Mon pénis était si dur qu'elle me branlait. Elle est devenue plus rapide.

« Est-ce que tu aimes ça ? Est-ce que tu aimes que je te branle ? »

« Oh, mmm, ouais. »

Ses doigts tenaient mon pénis assez fermement. Mon Dieu, ça faisait du bien ! Je gémissais de plaisir. Elle me regardait.

« Comprenez-vous que je fais ça uniquement pour pouvoir organiser votre réunion, d'accord ?

« Oui… OK. Mais tu aimes me branler la bite ? »

« Oui. Et comme bites, la tienne est très belle. Assez grosse. »

Elle se pencha vers mon pénis et donna à la tête enflée le plus léger des baisers.

Alors qu'elle se penchait, ses seins tombaient presque du soutien-gorge et ses mamelons étaient « presque » entièrement exposés pendant quelques secondes.

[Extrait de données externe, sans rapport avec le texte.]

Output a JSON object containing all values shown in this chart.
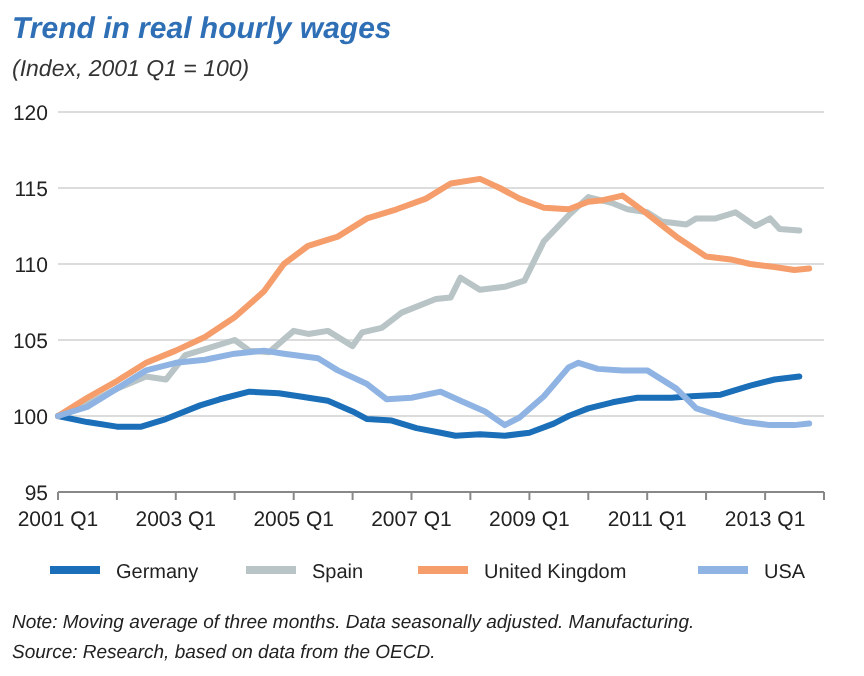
{
  "chart_data": {
    "type": "line",
    "title": "Trend in real hourly wages",
    "subtitle": "(Index, 2001 Q1 = 100)",
    "xlim": [
      "2001-01",
      "2014-01"
    ],
    "xticks": [
      {
        "value": "2001-01",
        "label": "2001 Q1"
      },
      {
        "value": "2002-01",
        "label": null
      },
      {
        "value": "2003-01",
        "label": "2003 Q1"
      },
      {
        "value": "2004-01",
        "label": null
      },
      {
        "value": "2005-01",
        "label": "2005 Q1"
      },
      {
        "value": "2006-01",
        "label": null
      },
      {
        "value": "2007-01",
        "label": "2007 Q1"
      },
      {
        "value": "2008-01",
        "label": null
      },
      {
        "value": "2009-01",
        "label": "2009 Q1"
      },
      {
        "value": "2010-01",
        "label": null
      },
      {
        "value": "2011-01",
        "label": "2011 Q1"
      },
      {
        "value": "2012-01",
        "label": null
      },
      {
        "value": "2013-01",
        "label": "2013 Q1"
      },
      {
        "value": "2014-01",
        "label": null
      }
    ],
    "ylim": [
      95,
      120
    ],
    "yticks": [
      95,
      100,
      105,
      110,
      115,
      120
    ],
    "grid": "y",
    "legend": "bottom",
    "series": [
      {
        "name": "Germany",
        "color": "#1a6fb8",
        "x": [
          "2001-01",
          "2001-07",
          "2002-01",
          "2002-06",
          "2002-11",
          "2003-06",
          "2003-10",
          "2004-04",
          "2004-10",
          "2005-02",
          "2005-08",
          "2006-01",
          "2006-04",
          "2006-09",
          "2007-02",
          "2007-07",
          "2007-10",
          "2008-03",
          "2008-08",
          "2009-01",
          "2009-06",
          "2009-09",
          "2010-01",
          "2010-06",
          "2010-11",
          "2011-06",
          "2011-10",
          "2012-04",
          "2012-10",
          "2013-03",
          "2013-08"
        ],
        "values": [
          100,
          99.6,
          99.3,
          99.3,
          99.8,
          100.7,
          101.1,
          101.6,
          101.5,
          101.3,
          101.0,
          100.3,
          99.8,
          99.7,
          99.2,
          98.9,
          98.7,
          98.8,
          98.7,
          98.9,
          99.5,
          100.0,
          100.5,
          100.9,
          101.2,
          101.2,
          101.3,
          101.4,
          102.0,
          102.4,
          102.6
        ]
      },
      {
        "name": "Spain",
        "color": "#b8c4c6",
        "x": [
          "2001-01",
          "2001-07",
          "2002-01",
          "2002-07",
          "2002-11",
          "2003-03",
          "2003-08",
          "2004-01",
          "2004-04",
          "2004-08",
          "2005-01",
          "2005-04",
          "2005-08",
          "2006-01",
          "2006-03",
          "2006-07",
          "2006-11",
          "2007-06",
          "2007-09",
          "2007-11",
          "2008-03",
          "2008-08",
          "2008-12",
          "2009-04",
          "2009-09",
          "2010-01",
          "2010-06",
          "2010-09",
          "2011-01",
          "2011-04",
          "2011-09",
          "2011-11",
          "2012-03",
          "2012-07",
          "2012-11",
          "2013-02",
          "2013-04",
          "2013-08"
        ],
        "values": [
          100,
          100.8,
          101.8,
          102.6,
          102.4,
          104.0,
          104.5,
          105.0,
          104.3,
          104.2,
          105.6,
          105.4,
          105.6,
          104.6,
          105.5,
          105.8,
          106.8,
          107.7,
          107.8,
          109.1,
          108.3,
          108.5,
          108.9,
          111.5,
          113.2,
          114.4,
          114.0,
          113.6,
          113.4,
          112.8,
          112.6,
          113.0,
          113.0,
          113.4,
          112.5,
          113.0,
          112.3,
          112.2
        ]
      },
      {
        "name": "United Kingdom",
        "color": "#f59d6b",
        "x": [
          "2001-01",
          "2001-07",
          "2002-01",
          "2002-07",
          "2003-01",
          "2003-07",
          "2004-01",
          "2004-07",
          "2004-11",
          "2005-04",
          "2005-10",
          "2006-04",
          "2006-10",
          "2007-04",
          "2007-09",
          "2008-03",
          "2008-07",
          "2008-11",
          "2009-04",
          "2009-09",
          "2010-01",
          "2010-04",
          "2010-08",
          "2011-01",
          "2011-07",
          "2012-01",
          "2012-06",
          "2012-10",
          "2013-03",
          "2013-07",
          "2013-10"
        ],
        "values": [
          100,
          101.2,
          102.3,
          103.5,
          104.3,
          105.2,
          106.5,
          108.2,
          110.0,
          111.2,
          111.8,
          113.0,
          113.6,
          114.3,
          115.3,
          115.6,
          115.0,
          114.3,
          113.7,
          113.6,
          114.1,
          114.2,
          114.5,
          113.3,
          111.8,
          110.5,
          110.3,
          110.0,
          109.8,
          109.6,
          109.7
        ]
      },
      {
        "name": "USA",
        "color": "#8fb4e3",
        "x": [
          "2001-01",
          "2001-07",
          "2002-01",
          "2002-07",
          "2003-01",
          "2003-07",
          "2004-01",
          "2004-07",
          "2004-11",
          "2005-06",
          "2005-10",
          "2006-04",
          "2006-08",
          "2007-01",
          "2007-07",
          "2007-11",
          "2008-04",
          "2008-08",
          "2008-11",
          "2009-04",
          "2009-09",
          "2009-11",
          "2010-03",
          "2010-08",
          "2011-01",
          "2011-07",
          "2011-11",
          "2012-04",
          "2012-09",
          "2013-02",
          "2013-07",
          "2013-10"
        ],
        "values": [
          100,
          100.6,
          101.8,
          103.0,
          103.5,
          103.7,
          104.1,
          104.3,
          104.1,
          103.8,
          103.0,
          102.1,
          101.1,
          101.2,
          101.6,
          101.0,
          100.3,
          99.4,
          99.9,
          101.3,
          103.2,
          103.5,
          103.1,
          103.0,
          103.0,
          101.8,
          100.5,
          100.0,
          99.6,
          99.4,
          99.4,
          99.5
        ]
      }
    ],
    "annotations": [
      "Note: Moving average of three months. Data seasonally adjusted. Manufacturing.",
      "Source: Research, based on data from the OECD."
    ]
  }
}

Elle me branlait à un rythme assez rapide maintenant. Mes jambes ont commencé à se contracter et j'ai commencé à avaler et à émettre un gémissement. Elle a ralenti, tirant mon prépuce vers l'arrière. Soudain, mes jambes se sont effondrées et se sont écrasées contre la genouillère du standaid, puis se sont resserrées.

J'ai gémi bruyamment

« Agggghhhh! »

Le sperme a commencé à couler et elle a déplacé son autre juste en dessous de l'extrémité de mon pénis. Le sperme a commencé à couler sur ses doigts. Un peu plus coula, puis une grosse boule jaillit, d'environ un pouce, frappant ses doigts.

Elle sourit bouche bée.

« Oooh. »

Elle a continué à me branler « lentement » tandis qu'un peu plus de sperme coulait dans sa main.

« Ooo sympa. Pendant une seconde, j'ai cru que tu allais tomber. Je suppose que tu as aimé ça ? »

« Mon Dieu oui. »

Elle a fait sortir tout le sperme de mon pénis.

« Je vais juste laver ça. »

Elle s'est serrée derrière moi, est allée dans la salle de bain et a ouvert le robinet. Alors qu'elle se faufilait devant moi, j'ai remarqué un mouvement sur la photo à ma droite. J'ai légèrement tourné la tête. Comme la porte de la salle de bain est inclinée, l'image reflétait clairement la salle de bain, et je l'ai vue entrer, ouvrir le robinet, porter sa main juteuse à sa bouche et lui sucer les doigts ! (OUAH!)

Mon pénis se ramollissait maintenant et fut bientôt assez mou pour le conveen/gaine.

« Oh, c'est bien mieux. »

(Je ne sais pas si quelque chose comme ça se reproduira un jour. Peut-être que ce sera le cas. Je l’espère en tout cas.)